A lack of awareness about proper nutrition is pervasive among clients who use the food pantry at Medford's Seventh-Day Adventist Church on Greenwood Street, says Burnadine Bratton, food pantry director.

"We encourage people to take the nutritious stuff, but most people who come in prefer to take white bread," Bratton says. "If you give them fresh fruit and vegetables, a lot of them will say, 'What do I do with that?' "

ACCESS Inc., Jackson County's emergency food bank, which supplies 22 food pantries including the Seventh-Day Adventist pantry, has tried to combat that trend by starting a program last year designed to educate clients about how food choices and preparation affect their weight and overall well-being, says Philip Yates, ACCESS nutrition programs manager.

The effort was in part a response to staggering statistics from the Oregon Hunger Factor Survey that suggest 27 percent of families who receive free food boxes in Oregon have diabetes, Yates says.

ACCESS recently received 3,000 pounds of winter squash.

"We mashed it and froze it in our commercial kitchen and passed it out with suggestions for recipes, like adding a couple cups to soup," Yates says.

Food pantry directors such as Bratton hand out recipes for how to use produce such as turnips, which some clients may never have eaten or don't know how to prepare.

Although ACCESS does what it can to obtain fresh produce, meat and whole grains for its clients, many items donated to food pantries are simple carbohydrates, such macaroni or ramen noodles, and that's often the kind of food clients want because they're accustomed to it.
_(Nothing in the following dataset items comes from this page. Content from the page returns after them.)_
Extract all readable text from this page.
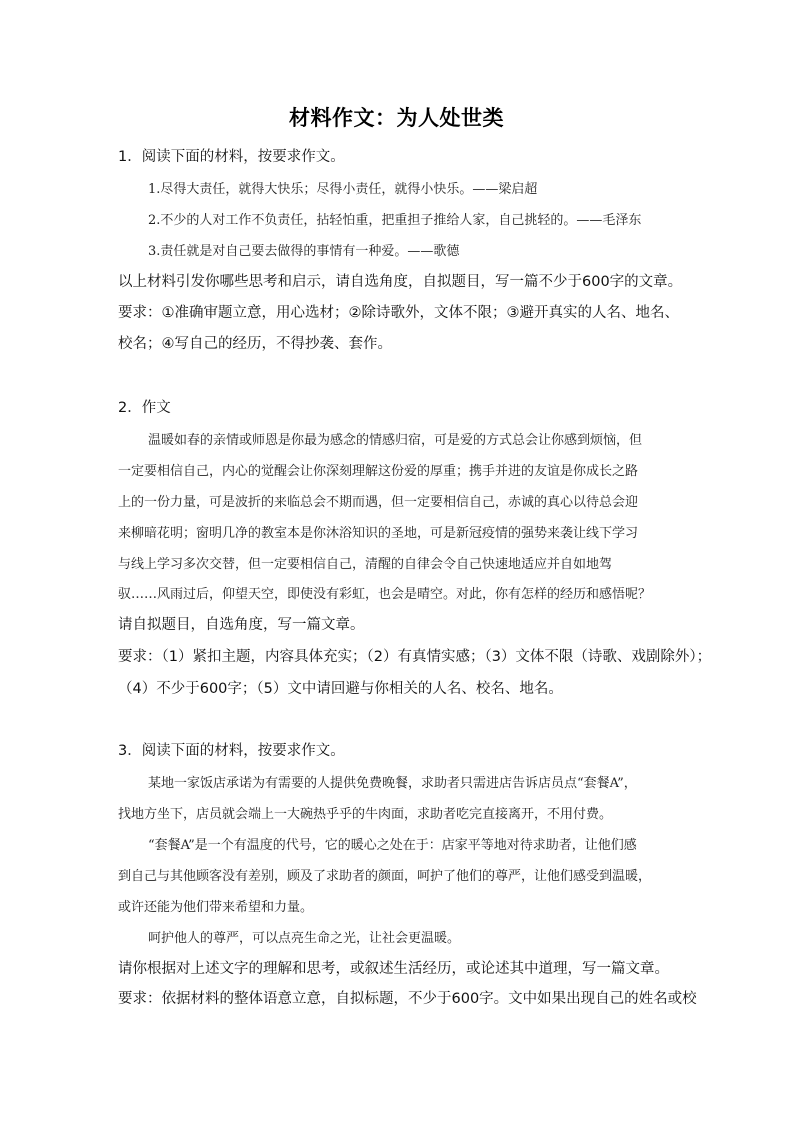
材料作文：为人处世类
1．阅读下面的材料，按要求作文。
1.尽得大责任，就得大快乐；尽得小责任，就得小快乐。——梁启超
2.不少的人对工作不负责任，拈轻怕重，把重担子推给人家，自己挑轻的。——毛泽东
3.责任就是对自己要去做得的事情有一种爱。——歌德
以上材料引发你哪些思考和启示，请自选角度，自拟题目，写一篇不少于600字的文章。
要求：①准确审题立意，用心选材；②除诗歌外，文体不限；③避开真实的人名、地名、
校名；④写自己的经历，不得抄袭、套作。
2．作文
温暖如春的亲情或师恩是你最为感念的情感归宿，可是爱的方式总会让你感到烦恼，但
一定要相信自己，内心的觉醒会让你深刻理解这份爱的厚重；携手并进的友谊是你成长之路
上的一份力量，可是波折的来临总会不期而遇，但一定要相信自己，赤诚的真心以待总会迎
来柳暗花明；窗明几净的教室本是你沐浴知识的圣地，可是新冠疫情的强势来袭让线下学习
与线上学习多次交替，但一定要相信自己，清醒的自律会令自己快速地适应并自如地驾
驭……风雨过后，仰望天空，即使没有彩虹，也会是晴空。对此，你有怎样的经历和感悟呢？
请自拟题目，自选角度，写一篇文章。
要求：（1）紧扣主题，内容具体充实；（2）有真情实感；（3）文体不限（诗歌、戏剧除外）；
（4）不少于600字；（5）文中请回避与你相关的人名、校名、地名。
3．阅读下面的材料，按要求作文。
某地一家饭店承诺为有需要的人提供免费晚餐，求助者只需进店告诉店员点“套餐A”，
找地方坐下，店员就会端上一大碗热乎乎的牛肉面，求助者吃完直接离开，不用付费。
“套餐A”是一个有温度的代号，它的暖心之处在于：店家平等地对待求助者，让他们感
到自己与其他顾客没有差别，顾及了求助者的颜面，呵护了他们的尊严，让他们感受到温暖，
或许还能为他们带来希望和力量。
呵护他人的尊严，可以点亮生命之光，让社会更温暖。
请你根据对上述文字的理解和思考，或叙述生活经历，或论述其中道理，写一篇文章。
要求：依据材料的整体语意立意，自拟标题，不少于600字。文中如果出现自己的姓名或校
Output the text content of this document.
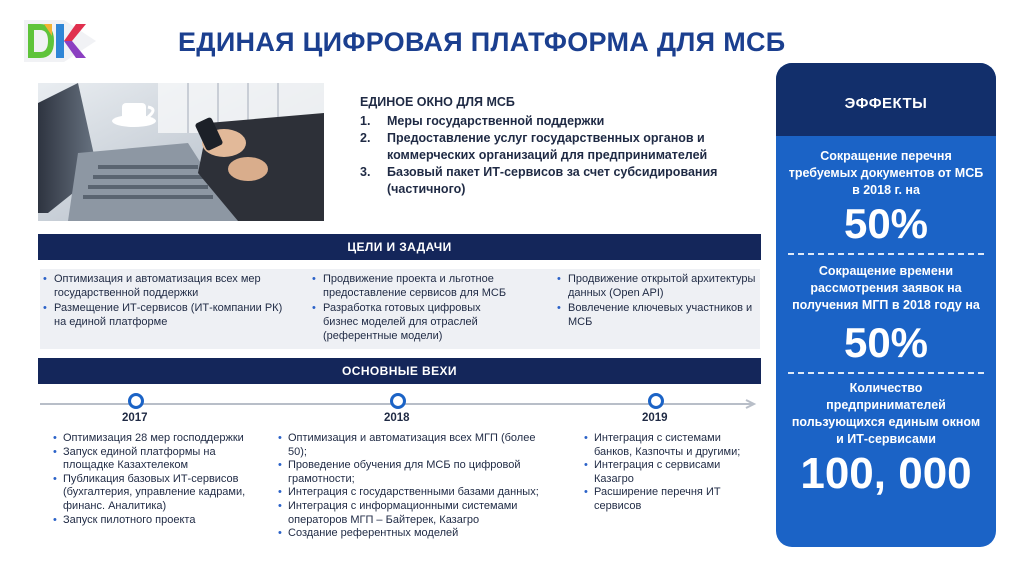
ЕДИНАЯ ЦИФРОВАЯ ПЛАТФОРМА ДЛЯ МСБ
ЕДИНОЕ ОКНО ДЛЯ МСБ
1.	Меры государственной поддержки
2.	Предоставление услуг государственных органов и коммерческих организаций для предпринимателей
3.	Базовый пакет ИТ-сервисов за счет субсидирования (частичного)
ЦЕЛИ И ЗАДАЧИ
• Оптимизация и автоматизация всех мер государственной поддержки
• Размещение ИТ-сервисов (ИТ-компании РК) на единой платформе
• Продвижение проекта и льготное предоставление сервисов для МСБ
• Разработка готовых цифровых бизнес моделей для отраслей (референтные модели)
• Продвижение открытой архитектуры данных (Open API)
• Вовлечение ключевых участников и МСБ
ОСНОВНЫЕ ВЕХИ
2017	2018	2019
• Оптимизация 28 мер господдержки
• Запуск единой платформы на площадке Казахтелеком
• Публикация базовых ИТ-сервисов (бухгалтерия, управление кадрами, финанс. Аналитика)
• Запуск пилотного проекта
• Оптимизация и автоматизация всех МГП (более 50);
• Проведение обучения для МСБ по цифровой грамотности;
• Интеграция с государственными базами данных;
• Интеграция с информационными системами операторов МГП – Байтерек, Казагро
• Создание референтных моделей
• Интеграция с системами банков, Казпочты и другими;
• Интеграция с сервисами Казагро
• Расширение перечня ИТ сервисов
ЭФФЕКТЫ
Сокращение перечня требуемых документов от МСБ в 2018 г. на
50%
Сокращение времени рассмотрения заявок на получения МГП в 2018 году на
50%
Количество предпринимателей пользующихся единым окном и ИТ-сервисами
100, 000
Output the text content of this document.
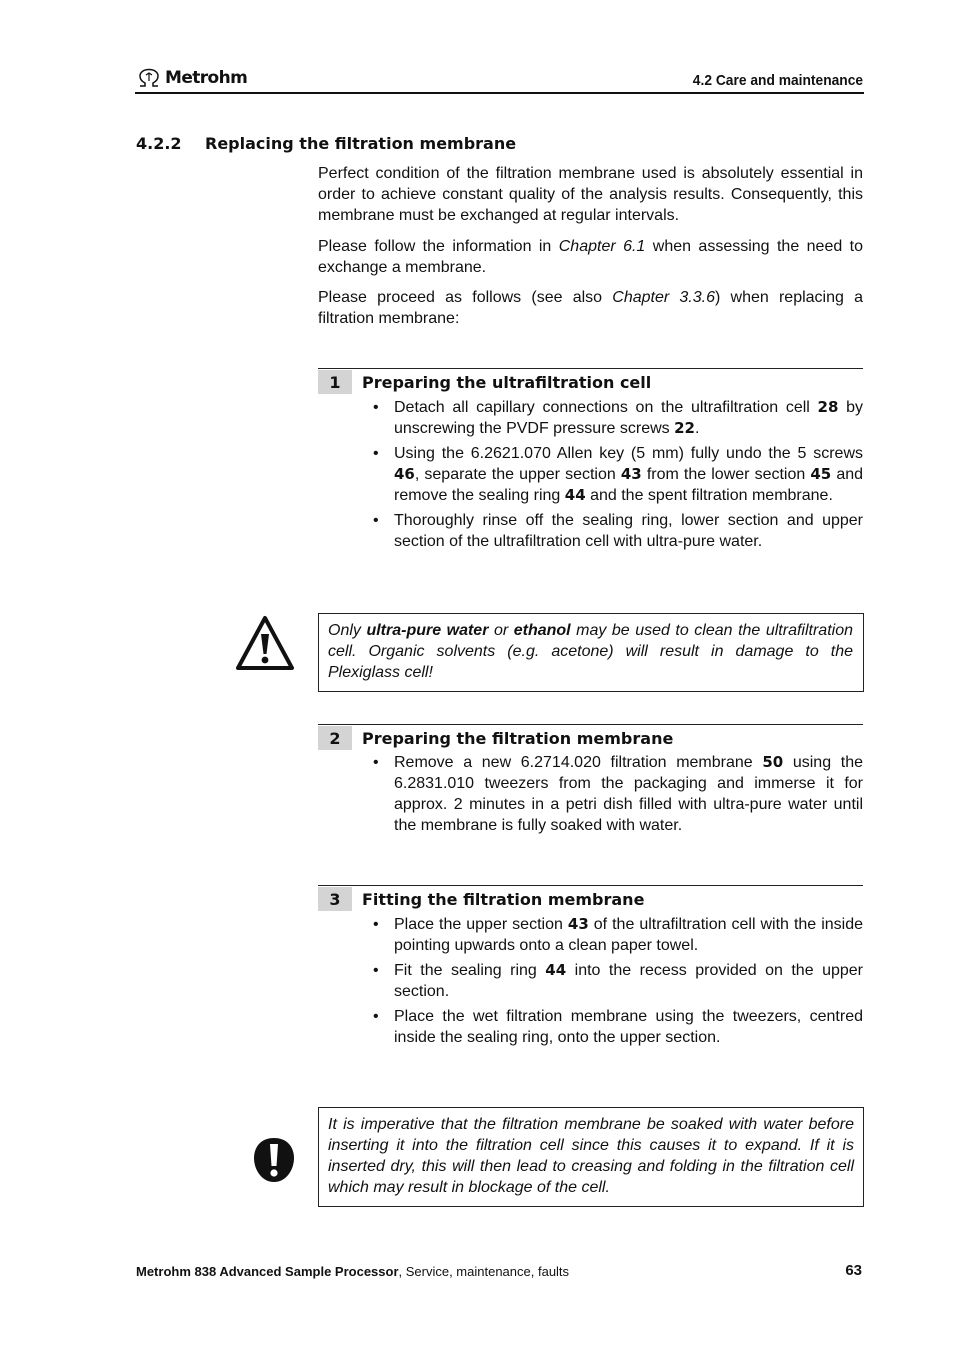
Metrohm	4.2 Care and maintenance
4.2.2 Replacing the filtration membrane

Perfect condition of the filtration membrane used is absolutely essential in order to achieve constant quality of the analysis results. Consequently, this membrane must be exchanged at regular intervals.

Please follow the information in Chapter 6.1 when assessing the need to exchange a membrane.

Please proceed as follows (see also Chapter 3.3.6) when replacing a filtration membrane:

1	Preparing the ultrafiltration cell
• Detach all capillary connections on the ultrafiltration cell 28 by unscrewing the PVDF pressure screws 22.
• Using the 6.2621.070 Allen key (5 mm) fully undo the 5 screws 46, separate the upper section 43 from the lower section 45 and remove the sealing ring 44 and the spent filtration membrane.
• Thoroughly rinse off the sealing ring, lower section and upper section of the ultrafiltration cell with ultra-pure water.
Only ultra-pure water or ethanol may be used to clean the ultrafiltration cell. Organic solvents (e.g. acetone) will result in damage to the Plexiglass cell!
2	Preparing the filtration membrane
• Remove a new 6.2714.020 filtration membrane 50 using the 6.2831.010 tweezers from the packaging and immerse it for approx. 2 minutes in a petri dish filled with ultra-pure water until the membrane is fully soaked with water.
3	Fitting the filtration membrane
• Place the upper section 43 of the ultrafiltration cell with the inside pointing upwards onto a clean paper towel.
• Fit the sealing ring 44 into the recess provided on the upper section.
• Place the wet filtration membrane using the tweezers, centred inside the sealing ring, onto the upper section.
It is imperative that the filtration membrane be soaked with water before inserting it into the filtration cell since this causes it to expand. If it is inserted dry, this will then lead to creasing and folding in the filtration cell which may result in blockage of the cell.
Metrohm 838 Advanced Sample Processor, Service, maintenance, faults	63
Beyond a lack of nutrient density, those foods provide less of a sense of satisfaction because of low amounts of fiber and protein, Miller says.

A meal of brown rice and beans would be a healthier alternative, she says.

Compared with a package of ramen noodles, for instance, a 1-cup serving of boiled pinto beans and brown rice mixed together has two-thirds the calories, one-third the sodium and only 10 percent of the fat, yet nearly 10 times the amount of fiber and 23 percent more protein. Protein and fiber help people feel fuller for longer with fewer calories, local nutritionists say. Throw some vegetables into the mix and you add a multitude of other vitamins and minerals, they say.

Miller advises her low-income clients to join The Gleaning Network Inc. in Central Point. The charitable organization partners with food retailers and producers to provide low-income residents with fresh produce for six months for $25.

Portion sizes also contribute to obesity, Miller says. People on a diet of simple carbohydrates may take larger portions because the food isn't satisfying or because they're used to big portions, especially of meat. Either way, the portions sabotage a healthy weight.

Miller recommends watching meat-portion sizes. Cutting down on the amount of meat you buy will free up funds for fresh vegetables and fruit and give you a better chance of being at a healthy weight.

And don't forget the enjoyment factor of eating, Miller says. Food can be comforting.

"If you are poor and lost your job and are at home, one of the last fun things to do is eat," Miller says. "If it gives you something to do and the food is free, you eat."